Comme toutes les autres, c’était une cabane blanche et grise, très basse, et qui ne recevait le jour que par une étroite fenêtre percée à droite de la porte hermétiquement fermée ; seulement un petit enclos large de deux mètres à peine tournait autour du mur, et quatre figuiers ombrageaient l’entrée. Ce luxe modeste la distinguait des autres et me fit préjuger que j’étais reçu par le plus riche propriétaire de la colonie. Le soleil, s’élevant peu à peu derrière les montagnes grises de Roumélie, venait de les dépasser et dardait sur nous ses rayons ; nous étions au plus fort de la chaleur du jour, j’entrai dans la maison.

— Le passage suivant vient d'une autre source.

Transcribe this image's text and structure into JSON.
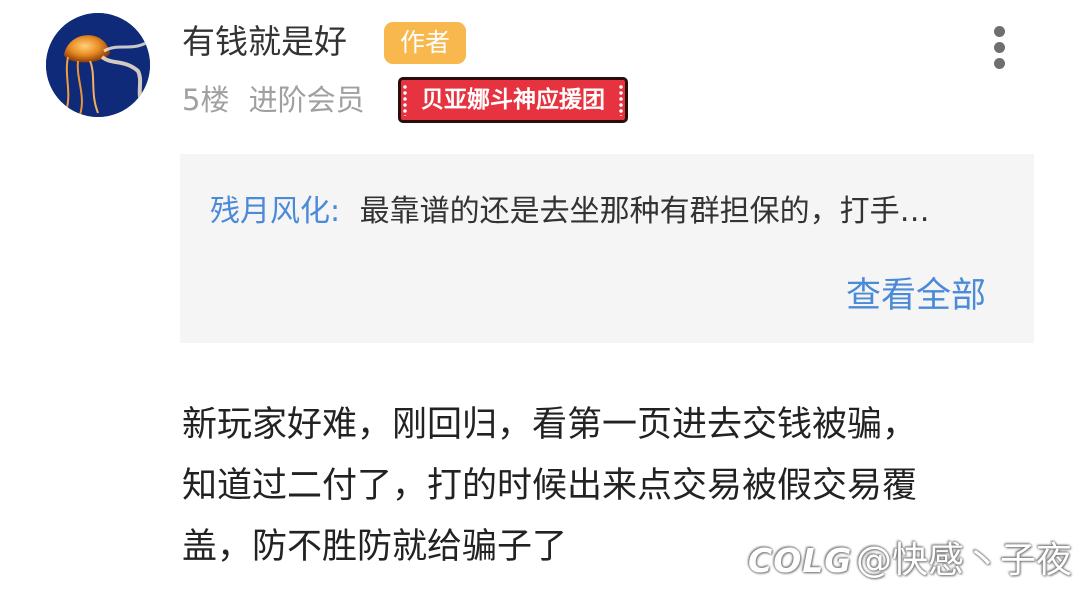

La chambre où je me trouvai était profonde et si sombre que je ne distinguai que graduellement tout ce qu’elle renfermait. Un parfum nouveau pour moi, presque indéfinissable, me saisit tout d’abord : c’était comme un mélange de ces odeurs champêtres qu’on respire en entrant dans la salle blanche et propre d’une ferme de France ; il me semblait qu’il y avait là du lait, de la crème, du foin sec et du pain bis ; en même temps, un air frais, froid en comparaison de la température extérieure, me pénétra de cette sensation délicieuse de bien-être qu’on ne peut apprécier que lorsque l’on a passé un été en Orient. Mon hôte referma la porte derrière nous pour ne pas laisser pénétrer la chaleur, et comme mes yeux s’habituaient déjà à l’obscurité qui régnait dans la salle, je vis sortir d’une seconde pièce, séparée de la première par une cloison à jour, une forme blanche qui vint à moi.

— C’est ma sœur, me dit le jeune homme ; elle va nous préparer à dîner.